Do theoretical calculations really predict nodes in Fe-based superconductors?

It is well established that calculations based on the LDA band structure and the Hubbard model, with the parameters $U\sim 1.3-1.6$ eV, and $J\sim 0.2-0.3 J$ (a ``UJ'' model), yield strongly anisotropic, and sometimes nodal gaps. The physical origin of this effect is well understood: the two leading terms in the model are $\sum{Un_{i\uparrow}n_{i\downarrow}}$ and $\sum ' {U n_{i}n_{j}}$. The former ensures that the coupling to spin fluctuations proceeds only through the like orbitals, and the latter, not being renormalized by the standard Tolmachev-Morel-Anderson logarithm, tends to equalize the positive and the negative order parameters. Both these features are suspect on a general physics basis: the leading magnetic interaction in itinerant systems is the Hund-rule coupling, which couples every orbital with all the others, and the pnictides, with the order parameter less than 20 meV, should have nearly as strong renormalization of the Coulomb pseudopotential as the conventional superconductors.

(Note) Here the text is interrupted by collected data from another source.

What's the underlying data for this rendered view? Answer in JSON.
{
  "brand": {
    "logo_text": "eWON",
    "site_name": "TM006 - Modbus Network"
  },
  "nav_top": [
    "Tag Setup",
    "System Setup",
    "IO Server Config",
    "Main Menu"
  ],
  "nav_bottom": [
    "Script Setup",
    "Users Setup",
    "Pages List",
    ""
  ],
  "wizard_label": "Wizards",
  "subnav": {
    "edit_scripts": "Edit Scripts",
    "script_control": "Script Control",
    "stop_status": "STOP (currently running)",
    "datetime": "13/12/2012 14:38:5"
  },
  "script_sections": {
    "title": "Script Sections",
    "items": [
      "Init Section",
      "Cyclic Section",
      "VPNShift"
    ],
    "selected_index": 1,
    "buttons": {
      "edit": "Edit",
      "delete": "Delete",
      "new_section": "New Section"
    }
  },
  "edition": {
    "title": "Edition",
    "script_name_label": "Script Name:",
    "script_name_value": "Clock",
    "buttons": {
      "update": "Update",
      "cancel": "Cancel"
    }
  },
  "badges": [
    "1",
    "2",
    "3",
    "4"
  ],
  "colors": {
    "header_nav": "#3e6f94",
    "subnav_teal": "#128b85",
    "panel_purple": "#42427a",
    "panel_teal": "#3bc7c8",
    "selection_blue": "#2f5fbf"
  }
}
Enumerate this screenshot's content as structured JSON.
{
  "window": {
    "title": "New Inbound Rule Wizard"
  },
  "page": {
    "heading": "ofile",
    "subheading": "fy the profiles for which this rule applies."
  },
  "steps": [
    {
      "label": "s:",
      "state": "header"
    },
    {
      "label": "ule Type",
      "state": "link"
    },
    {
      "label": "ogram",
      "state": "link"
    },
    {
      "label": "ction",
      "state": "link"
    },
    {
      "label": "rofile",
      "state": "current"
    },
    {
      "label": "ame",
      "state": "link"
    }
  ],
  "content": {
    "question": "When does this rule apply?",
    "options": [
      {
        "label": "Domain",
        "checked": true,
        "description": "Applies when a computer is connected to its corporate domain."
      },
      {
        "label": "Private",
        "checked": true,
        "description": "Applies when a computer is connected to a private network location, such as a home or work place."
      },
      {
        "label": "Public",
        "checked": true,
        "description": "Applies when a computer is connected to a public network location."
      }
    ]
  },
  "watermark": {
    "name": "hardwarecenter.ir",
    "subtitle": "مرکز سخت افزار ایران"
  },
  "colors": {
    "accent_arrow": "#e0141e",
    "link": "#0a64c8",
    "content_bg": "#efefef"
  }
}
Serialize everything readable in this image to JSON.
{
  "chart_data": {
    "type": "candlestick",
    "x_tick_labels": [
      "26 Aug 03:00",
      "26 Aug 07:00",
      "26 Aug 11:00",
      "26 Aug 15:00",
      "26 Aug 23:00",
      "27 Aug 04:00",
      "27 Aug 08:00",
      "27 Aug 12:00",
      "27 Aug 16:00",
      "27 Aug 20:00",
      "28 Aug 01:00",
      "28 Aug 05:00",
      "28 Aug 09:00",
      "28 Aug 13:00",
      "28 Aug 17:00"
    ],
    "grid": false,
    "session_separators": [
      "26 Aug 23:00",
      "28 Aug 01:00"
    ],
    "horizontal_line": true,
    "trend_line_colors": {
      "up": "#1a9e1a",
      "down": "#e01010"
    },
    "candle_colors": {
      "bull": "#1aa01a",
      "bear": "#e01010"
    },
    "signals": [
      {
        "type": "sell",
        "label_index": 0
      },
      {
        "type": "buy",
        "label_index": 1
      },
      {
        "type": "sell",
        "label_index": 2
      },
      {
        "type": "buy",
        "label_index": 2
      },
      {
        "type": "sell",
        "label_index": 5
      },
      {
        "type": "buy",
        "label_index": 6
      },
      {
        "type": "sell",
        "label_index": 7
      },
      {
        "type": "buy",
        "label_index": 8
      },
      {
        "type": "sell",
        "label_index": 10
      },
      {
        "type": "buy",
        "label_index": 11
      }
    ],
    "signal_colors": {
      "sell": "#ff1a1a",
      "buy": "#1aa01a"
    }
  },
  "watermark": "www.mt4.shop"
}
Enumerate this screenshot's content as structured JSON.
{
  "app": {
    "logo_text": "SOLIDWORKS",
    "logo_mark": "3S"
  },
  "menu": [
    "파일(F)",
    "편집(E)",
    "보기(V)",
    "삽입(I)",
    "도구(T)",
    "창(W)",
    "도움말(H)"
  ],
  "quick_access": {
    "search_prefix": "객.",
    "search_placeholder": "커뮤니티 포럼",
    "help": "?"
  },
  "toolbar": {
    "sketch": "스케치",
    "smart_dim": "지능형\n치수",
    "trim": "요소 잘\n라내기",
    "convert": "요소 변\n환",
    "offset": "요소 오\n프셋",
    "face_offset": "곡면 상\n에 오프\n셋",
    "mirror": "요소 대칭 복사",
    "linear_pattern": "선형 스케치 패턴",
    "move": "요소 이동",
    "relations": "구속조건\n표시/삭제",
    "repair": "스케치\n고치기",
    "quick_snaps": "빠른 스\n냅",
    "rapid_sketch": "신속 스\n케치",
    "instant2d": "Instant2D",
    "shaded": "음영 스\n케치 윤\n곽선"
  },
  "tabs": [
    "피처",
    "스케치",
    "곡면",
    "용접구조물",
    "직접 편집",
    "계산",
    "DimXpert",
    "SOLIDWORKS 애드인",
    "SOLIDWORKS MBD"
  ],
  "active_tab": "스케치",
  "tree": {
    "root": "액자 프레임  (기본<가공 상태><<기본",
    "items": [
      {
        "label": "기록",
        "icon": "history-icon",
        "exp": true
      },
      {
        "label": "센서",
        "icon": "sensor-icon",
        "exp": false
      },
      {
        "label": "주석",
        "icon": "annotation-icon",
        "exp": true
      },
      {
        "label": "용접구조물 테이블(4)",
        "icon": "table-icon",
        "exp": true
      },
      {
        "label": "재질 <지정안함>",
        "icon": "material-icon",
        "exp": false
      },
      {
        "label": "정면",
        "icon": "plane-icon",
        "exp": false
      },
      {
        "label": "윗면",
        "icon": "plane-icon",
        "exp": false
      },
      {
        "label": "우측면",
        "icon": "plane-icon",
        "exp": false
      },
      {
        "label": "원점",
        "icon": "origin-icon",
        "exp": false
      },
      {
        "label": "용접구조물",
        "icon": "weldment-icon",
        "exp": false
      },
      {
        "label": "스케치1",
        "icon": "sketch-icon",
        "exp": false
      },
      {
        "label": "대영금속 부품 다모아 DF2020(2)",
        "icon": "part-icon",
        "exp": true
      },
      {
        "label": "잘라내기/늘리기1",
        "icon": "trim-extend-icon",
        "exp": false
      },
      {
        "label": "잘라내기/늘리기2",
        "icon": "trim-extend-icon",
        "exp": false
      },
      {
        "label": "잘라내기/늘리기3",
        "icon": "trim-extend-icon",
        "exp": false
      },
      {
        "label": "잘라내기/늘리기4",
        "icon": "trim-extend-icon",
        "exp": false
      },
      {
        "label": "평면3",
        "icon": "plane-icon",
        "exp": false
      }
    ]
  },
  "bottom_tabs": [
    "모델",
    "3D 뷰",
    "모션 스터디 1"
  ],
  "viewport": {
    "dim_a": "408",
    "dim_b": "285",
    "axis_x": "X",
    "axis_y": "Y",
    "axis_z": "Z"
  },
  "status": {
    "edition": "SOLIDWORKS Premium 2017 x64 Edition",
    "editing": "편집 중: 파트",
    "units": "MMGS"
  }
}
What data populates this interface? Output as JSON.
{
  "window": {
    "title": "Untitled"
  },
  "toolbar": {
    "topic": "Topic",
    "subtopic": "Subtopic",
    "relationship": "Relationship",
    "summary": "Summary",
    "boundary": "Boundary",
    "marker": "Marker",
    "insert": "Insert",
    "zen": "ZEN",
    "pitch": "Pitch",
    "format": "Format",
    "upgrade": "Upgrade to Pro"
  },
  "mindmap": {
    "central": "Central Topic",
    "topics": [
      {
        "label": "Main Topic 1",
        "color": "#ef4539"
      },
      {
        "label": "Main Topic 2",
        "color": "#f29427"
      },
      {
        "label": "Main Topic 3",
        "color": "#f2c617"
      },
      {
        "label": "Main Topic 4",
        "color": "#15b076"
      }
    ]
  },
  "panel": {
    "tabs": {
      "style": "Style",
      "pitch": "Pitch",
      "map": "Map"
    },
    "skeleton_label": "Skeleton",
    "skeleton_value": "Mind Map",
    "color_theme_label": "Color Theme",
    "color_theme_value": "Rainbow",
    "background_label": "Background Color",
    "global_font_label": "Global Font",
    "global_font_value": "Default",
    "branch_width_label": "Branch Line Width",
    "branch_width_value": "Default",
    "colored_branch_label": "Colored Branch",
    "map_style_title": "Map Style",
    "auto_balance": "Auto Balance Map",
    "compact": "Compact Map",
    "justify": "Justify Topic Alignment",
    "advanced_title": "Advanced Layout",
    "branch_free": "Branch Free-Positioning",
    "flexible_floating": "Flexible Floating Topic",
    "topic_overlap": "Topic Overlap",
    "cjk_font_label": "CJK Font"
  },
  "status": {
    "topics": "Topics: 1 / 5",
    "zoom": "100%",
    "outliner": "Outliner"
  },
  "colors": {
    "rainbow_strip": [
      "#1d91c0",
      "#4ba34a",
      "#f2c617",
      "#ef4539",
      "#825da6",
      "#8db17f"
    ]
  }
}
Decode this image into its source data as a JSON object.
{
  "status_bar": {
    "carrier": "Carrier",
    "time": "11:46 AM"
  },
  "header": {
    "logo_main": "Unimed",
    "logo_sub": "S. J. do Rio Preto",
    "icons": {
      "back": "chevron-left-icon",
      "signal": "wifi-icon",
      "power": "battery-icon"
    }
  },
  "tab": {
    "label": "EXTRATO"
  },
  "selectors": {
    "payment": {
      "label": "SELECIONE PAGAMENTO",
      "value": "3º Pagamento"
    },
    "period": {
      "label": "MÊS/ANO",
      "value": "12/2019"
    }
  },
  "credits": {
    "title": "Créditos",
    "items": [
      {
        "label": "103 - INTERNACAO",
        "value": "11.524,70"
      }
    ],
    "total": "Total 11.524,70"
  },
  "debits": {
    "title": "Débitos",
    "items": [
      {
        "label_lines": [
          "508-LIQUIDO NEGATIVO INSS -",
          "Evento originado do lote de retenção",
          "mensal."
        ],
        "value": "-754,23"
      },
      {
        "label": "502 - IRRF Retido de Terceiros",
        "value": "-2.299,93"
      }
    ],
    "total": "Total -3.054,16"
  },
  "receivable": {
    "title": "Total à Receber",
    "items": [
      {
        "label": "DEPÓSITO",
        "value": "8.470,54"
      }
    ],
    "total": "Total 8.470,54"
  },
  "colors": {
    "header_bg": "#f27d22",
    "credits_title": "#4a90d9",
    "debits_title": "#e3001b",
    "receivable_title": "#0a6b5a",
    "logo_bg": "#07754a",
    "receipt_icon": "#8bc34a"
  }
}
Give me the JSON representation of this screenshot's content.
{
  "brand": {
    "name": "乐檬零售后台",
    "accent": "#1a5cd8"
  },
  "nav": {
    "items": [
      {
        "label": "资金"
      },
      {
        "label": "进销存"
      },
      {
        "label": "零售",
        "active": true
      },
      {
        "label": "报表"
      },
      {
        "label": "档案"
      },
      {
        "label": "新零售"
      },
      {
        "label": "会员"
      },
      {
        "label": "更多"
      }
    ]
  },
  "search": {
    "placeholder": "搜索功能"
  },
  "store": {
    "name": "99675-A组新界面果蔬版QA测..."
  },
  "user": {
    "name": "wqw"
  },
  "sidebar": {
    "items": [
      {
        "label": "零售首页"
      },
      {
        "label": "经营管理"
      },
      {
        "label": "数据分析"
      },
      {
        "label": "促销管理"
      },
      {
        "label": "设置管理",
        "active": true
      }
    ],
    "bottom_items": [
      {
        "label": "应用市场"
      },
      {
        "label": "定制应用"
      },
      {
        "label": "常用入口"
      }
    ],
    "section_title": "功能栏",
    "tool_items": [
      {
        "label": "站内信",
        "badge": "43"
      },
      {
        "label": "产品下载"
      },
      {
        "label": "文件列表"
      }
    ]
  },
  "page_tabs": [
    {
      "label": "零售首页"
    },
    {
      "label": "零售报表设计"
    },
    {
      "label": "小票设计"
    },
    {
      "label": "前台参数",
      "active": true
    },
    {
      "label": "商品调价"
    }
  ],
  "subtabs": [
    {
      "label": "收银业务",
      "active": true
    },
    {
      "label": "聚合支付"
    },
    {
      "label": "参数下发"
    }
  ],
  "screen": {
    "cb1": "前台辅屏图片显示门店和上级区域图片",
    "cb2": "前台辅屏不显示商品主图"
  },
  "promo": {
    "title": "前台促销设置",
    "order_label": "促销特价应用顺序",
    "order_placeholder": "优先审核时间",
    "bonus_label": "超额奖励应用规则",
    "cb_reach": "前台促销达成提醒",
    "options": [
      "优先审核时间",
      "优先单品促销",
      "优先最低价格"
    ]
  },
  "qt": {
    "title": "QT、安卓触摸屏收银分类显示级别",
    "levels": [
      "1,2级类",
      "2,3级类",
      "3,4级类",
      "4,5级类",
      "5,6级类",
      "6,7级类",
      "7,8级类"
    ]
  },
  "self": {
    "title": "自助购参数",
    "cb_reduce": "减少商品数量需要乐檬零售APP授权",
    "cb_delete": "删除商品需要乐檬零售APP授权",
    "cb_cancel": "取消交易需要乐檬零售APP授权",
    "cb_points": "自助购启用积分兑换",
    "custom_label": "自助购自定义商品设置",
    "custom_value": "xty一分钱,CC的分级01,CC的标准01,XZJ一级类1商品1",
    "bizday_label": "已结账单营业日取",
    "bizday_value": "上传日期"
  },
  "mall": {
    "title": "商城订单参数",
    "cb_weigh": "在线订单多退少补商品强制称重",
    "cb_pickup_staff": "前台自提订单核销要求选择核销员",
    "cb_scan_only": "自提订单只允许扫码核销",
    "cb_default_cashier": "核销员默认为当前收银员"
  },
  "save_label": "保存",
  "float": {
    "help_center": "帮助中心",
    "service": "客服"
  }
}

I will argue that, instead of the UJ model, in pnictides one should use the ``I'' model, derived from the density functional theory (which is supposed to describe the static susceptibility on the mean field level very accurately). The ``I'' here is simply the Stoner factor, the second variation of the LSDA magnetic energy. Unfortunately, this approach is very unlikely to produce gap nodes as easily as the UJ model, indicating that one has to look elsewhere for the nodes origin.